Did you take the vials to Cadelan, and did you speak to him?
- No, I never saw him or spoke to him, but when I arrived at the door la Chaboissiere took the basket containing the vials and brought it to Cadelan himself, leaving me to wait in the street.
What was the color of what was contained in the vials that you carried in your basket?
- When la Chaboissiere was through with boiling the herbs the liquor was thick and greenish but after it was left to settle and he had made powders from it, the liquor changed instantly in color and stayed like unfermented wine which was clear. And that was the same color of the stuff in the vials that I carried.
How many vials of this same liquor were in the baskets that you took to Cadelan's house?
- Once there were four vials; another time there were five, and I might have carried them a third time.
Would you recognize similar flasks full of such liqueur if they were presented to you again?
- Yes.
Did you help la Chaboissière pour the contents into the flasks?
- No, it was la Dusoulcye who did that, but I remember that once la Chaboissière, having put the same stuff in an earthen basin, I put my hand into the basin and he quickly pulled it out and wiped it off with a cloth. He said I could have died, and this happened in the presence of la Dusoulcye.
Did la Dusoulcye know what the composition was?

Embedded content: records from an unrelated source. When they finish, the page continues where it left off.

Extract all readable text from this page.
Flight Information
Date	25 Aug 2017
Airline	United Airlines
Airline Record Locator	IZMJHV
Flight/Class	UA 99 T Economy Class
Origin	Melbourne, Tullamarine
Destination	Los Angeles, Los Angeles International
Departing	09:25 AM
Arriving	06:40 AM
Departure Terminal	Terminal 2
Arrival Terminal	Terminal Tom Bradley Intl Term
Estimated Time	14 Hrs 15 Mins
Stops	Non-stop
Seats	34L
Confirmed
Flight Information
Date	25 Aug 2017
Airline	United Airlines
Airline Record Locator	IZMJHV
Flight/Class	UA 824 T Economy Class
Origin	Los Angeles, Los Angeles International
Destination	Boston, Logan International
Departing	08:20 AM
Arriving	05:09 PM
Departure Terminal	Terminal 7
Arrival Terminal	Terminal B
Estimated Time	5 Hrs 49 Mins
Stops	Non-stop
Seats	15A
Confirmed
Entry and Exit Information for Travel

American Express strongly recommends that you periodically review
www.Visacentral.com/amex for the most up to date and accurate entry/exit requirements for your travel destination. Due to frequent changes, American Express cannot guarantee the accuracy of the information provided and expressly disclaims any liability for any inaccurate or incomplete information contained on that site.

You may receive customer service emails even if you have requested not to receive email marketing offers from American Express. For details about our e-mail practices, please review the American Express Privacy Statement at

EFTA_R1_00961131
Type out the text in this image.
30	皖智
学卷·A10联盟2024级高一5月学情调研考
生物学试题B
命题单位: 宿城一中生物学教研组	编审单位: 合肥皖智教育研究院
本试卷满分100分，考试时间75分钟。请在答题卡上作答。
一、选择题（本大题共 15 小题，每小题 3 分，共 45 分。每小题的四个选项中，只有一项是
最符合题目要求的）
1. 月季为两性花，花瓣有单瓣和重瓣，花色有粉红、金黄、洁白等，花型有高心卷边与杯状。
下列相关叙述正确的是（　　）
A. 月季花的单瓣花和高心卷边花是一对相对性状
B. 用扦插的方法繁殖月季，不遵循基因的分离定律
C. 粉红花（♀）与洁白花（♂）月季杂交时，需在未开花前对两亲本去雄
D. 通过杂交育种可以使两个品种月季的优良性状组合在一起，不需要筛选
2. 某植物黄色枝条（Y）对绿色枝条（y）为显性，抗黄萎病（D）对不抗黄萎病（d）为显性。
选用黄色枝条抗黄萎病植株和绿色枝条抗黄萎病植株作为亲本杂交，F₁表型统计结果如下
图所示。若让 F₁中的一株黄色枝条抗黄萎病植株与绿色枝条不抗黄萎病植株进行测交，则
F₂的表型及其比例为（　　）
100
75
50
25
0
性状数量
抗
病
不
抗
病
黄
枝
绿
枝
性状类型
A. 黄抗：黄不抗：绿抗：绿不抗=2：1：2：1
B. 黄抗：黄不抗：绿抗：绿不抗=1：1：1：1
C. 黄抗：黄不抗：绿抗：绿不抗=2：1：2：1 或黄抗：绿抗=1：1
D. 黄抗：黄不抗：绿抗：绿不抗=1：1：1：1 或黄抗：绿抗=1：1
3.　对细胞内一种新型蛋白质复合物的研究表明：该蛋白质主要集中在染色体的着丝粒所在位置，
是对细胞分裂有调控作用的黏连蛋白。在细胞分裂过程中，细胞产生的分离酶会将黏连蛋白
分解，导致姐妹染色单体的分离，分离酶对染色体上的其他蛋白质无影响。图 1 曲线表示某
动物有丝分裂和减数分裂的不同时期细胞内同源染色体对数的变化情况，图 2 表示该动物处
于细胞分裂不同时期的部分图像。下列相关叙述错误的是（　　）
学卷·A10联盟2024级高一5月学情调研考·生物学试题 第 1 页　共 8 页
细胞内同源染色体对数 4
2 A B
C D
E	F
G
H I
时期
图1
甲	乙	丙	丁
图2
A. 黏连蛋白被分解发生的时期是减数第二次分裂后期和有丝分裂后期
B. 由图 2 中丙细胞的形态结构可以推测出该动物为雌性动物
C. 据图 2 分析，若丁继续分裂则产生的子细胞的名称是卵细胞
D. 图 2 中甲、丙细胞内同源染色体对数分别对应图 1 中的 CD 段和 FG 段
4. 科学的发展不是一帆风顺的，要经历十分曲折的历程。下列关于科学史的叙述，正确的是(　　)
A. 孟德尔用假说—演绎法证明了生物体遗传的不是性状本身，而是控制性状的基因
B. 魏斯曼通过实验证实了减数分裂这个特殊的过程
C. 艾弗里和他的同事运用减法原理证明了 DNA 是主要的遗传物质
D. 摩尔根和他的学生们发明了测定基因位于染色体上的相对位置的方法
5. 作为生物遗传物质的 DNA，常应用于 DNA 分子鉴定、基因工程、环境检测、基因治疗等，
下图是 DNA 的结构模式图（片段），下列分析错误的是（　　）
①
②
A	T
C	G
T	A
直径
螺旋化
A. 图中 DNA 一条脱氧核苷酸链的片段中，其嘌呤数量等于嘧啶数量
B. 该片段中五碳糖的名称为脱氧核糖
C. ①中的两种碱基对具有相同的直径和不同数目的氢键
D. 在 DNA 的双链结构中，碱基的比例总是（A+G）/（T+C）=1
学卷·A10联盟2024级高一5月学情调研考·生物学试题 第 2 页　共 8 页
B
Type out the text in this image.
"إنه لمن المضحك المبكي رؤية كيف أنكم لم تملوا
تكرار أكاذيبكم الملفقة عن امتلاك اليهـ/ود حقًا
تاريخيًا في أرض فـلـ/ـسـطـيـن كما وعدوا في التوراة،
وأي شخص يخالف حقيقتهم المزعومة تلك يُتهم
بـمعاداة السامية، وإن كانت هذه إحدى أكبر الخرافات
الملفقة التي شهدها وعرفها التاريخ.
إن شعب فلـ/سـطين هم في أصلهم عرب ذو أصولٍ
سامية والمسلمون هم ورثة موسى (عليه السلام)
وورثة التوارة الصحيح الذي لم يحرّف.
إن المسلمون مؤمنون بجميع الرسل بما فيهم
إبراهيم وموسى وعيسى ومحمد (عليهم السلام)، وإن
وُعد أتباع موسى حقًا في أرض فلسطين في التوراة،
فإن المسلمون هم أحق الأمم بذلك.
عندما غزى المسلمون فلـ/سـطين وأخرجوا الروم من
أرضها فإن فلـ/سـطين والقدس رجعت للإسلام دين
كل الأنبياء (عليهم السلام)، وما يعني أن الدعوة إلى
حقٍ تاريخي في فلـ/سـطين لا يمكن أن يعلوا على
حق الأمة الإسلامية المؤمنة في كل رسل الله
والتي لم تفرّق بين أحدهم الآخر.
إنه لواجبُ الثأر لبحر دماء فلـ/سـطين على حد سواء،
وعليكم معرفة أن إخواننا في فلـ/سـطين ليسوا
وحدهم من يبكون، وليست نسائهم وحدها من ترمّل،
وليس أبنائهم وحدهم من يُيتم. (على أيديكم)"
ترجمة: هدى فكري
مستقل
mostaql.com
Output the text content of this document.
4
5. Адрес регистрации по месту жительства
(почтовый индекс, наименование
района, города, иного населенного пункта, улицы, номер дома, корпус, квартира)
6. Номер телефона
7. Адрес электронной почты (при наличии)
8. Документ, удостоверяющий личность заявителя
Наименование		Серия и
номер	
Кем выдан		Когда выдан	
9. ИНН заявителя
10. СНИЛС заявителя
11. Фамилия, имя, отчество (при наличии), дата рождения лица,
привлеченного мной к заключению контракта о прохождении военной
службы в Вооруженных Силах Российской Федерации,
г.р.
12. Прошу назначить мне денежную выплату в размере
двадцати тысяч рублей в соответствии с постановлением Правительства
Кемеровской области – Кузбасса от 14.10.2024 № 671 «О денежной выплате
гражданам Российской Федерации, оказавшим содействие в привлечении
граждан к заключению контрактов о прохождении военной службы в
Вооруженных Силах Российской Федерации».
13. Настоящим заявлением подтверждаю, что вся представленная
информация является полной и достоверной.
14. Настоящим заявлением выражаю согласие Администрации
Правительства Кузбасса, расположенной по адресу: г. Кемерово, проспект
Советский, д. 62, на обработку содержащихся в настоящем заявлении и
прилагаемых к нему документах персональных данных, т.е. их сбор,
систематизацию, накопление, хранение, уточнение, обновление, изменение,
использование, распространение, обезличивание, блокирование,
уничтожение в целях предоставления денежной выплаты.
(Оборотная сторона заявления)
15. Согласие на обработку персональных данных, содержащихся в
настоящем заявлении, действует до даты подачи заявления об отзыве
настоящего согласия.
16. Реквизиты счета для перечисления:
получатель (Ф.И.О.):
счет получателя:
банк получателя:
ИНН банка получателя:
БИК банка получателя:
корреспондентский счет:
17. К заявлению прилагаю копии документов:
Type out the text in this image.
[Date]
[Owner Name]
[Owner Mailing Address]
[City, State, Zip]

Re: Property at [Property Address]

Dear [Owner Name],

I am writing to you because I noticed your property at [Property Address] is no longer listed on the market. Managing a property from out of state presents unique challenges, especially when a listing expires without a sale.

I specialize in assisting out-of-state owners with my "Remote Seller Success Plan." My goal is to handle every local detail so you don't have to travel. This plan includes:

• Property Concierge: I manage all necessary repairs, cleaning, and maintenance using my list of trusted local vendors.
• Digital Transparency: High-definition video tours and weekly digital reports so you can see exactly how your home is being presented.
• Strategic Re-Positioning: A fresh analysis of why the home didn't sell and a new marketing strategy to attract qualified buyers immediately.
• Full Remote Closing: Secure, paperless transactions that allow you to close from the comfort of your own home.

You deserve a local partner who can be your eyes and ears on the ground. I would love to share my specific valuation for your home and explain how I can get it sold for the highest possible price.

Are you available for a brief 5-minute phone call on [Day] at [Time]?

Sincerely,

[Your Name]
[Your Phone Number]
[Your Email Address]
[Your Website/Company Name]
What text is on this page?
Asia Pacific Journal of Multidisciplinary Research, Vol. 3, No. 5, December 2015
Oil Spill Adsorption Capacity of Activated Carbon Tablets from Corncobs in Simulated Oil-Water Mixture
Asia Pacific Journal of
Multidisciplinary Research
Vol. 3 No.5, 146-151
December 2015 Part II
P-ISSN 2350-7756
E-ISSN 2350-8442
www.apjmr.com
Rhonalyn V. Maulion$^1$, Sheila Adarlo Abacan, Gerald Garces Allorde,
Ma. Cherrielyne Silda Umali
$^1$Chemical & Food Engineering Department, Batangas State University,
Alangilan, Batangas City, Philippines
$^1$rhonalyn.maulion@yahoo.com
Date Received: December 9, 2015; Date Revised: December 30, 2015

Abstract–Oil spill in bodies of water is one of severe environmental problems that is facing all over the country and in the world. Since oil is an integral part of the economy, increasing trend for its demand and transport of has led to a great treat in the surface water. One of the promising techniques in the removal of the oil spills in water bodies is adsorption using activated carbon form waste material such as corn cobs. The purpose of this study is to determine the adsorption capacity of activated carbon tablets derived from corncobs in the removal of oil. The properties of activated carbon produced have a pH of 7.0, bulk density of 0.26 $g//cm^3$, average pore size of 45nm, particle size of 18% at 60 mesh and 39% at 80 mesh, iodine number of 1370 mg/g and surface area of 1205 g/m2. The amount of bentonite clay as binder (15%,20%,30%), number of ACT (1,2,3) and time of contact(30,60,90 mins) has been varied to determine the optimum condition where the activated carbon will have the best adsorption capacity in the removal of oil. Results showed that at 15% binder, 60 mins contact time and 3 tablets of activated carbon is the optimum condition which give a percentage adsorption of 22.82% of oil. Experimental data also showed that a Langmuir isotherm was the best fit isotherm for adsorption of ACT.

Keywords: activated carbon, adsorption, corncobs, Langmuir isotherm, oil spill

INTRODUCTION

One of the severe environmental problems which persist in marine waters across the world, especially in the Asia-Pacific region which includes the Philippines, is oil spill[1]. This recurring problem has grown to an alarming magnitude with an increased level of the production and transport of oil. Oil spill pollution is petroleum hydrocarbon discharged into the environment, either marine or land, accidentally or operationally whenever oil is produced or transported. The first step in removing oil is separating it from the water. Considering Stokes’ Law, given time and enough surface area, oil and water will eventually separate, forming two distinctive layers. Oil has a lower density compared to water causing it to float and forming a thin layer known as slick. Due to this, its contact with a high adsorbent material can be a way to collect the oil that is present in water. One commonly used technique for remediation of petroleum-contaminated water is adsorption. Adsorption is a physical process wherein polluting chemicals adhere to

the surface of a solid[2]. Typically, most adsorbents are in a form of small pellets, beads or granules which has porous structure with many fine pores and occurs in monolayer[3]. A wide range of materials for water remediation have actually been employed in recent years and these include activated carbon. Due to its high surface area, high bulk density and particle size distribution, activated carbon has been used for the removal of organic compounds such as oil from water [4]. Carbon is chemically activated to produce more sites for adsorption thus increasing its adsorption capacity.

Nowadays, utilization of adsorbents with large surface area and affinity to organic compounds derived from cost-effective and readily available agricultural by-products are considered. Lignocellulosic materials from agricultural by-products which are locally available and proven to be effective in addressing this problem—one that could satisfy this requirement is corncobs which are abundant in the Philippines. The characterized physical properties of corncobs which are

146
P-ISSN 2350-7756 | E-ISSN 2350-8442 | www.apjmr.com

Portion of Turgot's map of Paris, 1739, Plate #10

The detailed (Turgot Map of Paris, 1739) shows one house on Rue Michel-le-Comte that seems to match Catherine Leroy's description. A picture on 'Wikipedia' appears to be taken directly opposite a large entrance doorway for carriages which one would expect to find from the Turgot map. Therefore this could be the exact doorway that Catherine Leroy visited some 340 years ago at the house of Jean Rondeau-Marie Crommelin-Pierre Cadelan in order to deliver to her colleague some vials of poison in the infamous Parisian 'Affair of the Poisons'. Being a wealthy banker with a large family, Jean Rondeau [who was poisoned by Cadelan] may have owned the entire quadrangle of buildings that enclosed the courtyard in which carriages could enter.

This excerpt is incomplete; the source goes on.